Study design: An established rabbit posterolateral lumbar fusion model was used to evaluate the ability of osteogenic protein-1 to overcome the inhibitory effect of nicotine.
Objective: To determine whether osteogenic protein-1 should be considered as a bone graft alternative for the patient who smokes.
Summary of background data: Smoking interferes with the success of posterolateral lumbar fusion. This inhibitory effect has been attributed to nicotine and confirmed in a New Zealand white rabbit model. Osteoinductive protein-1 has been shown to induce posterolateral spine fusion reliably in the rabbit model. The effectiveness with which osteogenic protein-1 induces fusion in the presence of nicotine has not been studied previously.

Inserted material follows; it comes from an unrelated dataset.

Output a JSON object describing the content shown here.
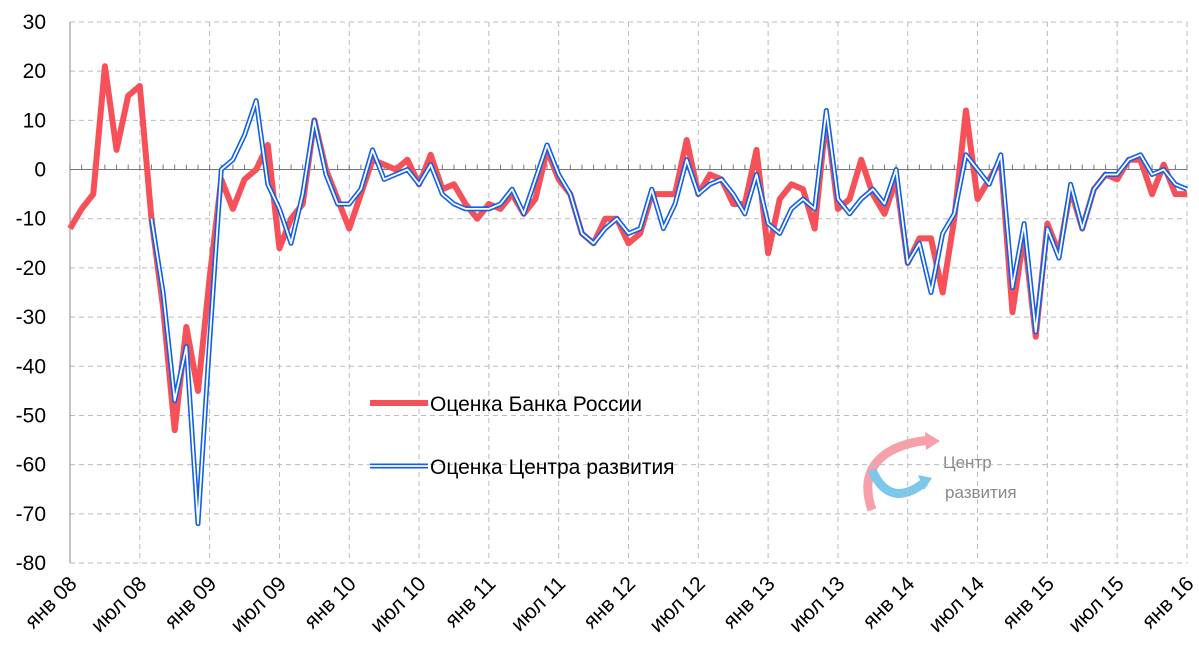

Methods: Single-level posterolateral intertransverse process fusions were performed at L5-L6 in 18 New Zealand white rabbits. Either autograft or osteogenic protein-1 was used as grafting material. Nicotine was administered via subcutaneous mini-osmotic pumps. The animals were killed 5 weeks after surgery, and the resulting fusion masses were studied.
Results: Three rabbits (17%) were excluded because of complications. By manual palpation, two of the eight nicotine-exposed autograft rabbits (25%) and all of the nicotine-exposed osteogenic protein-1 rabbits (100%) were found to be fused. These results correlated well with those obtained from biomechanical testing. Histologically, the fusion zones of the nicotine-exposed autograft rabbits were distinctly less mature than the fusion masses of the nicotine-exposed osteogenic protein-1 rabbits.
Conclusion: Osteoinductive protein-1 was able to overcome the inhibitory effects of nicotine in a rabbit posterolateral spine fusion model, and to induce bony fusion reliably at 5 weeks.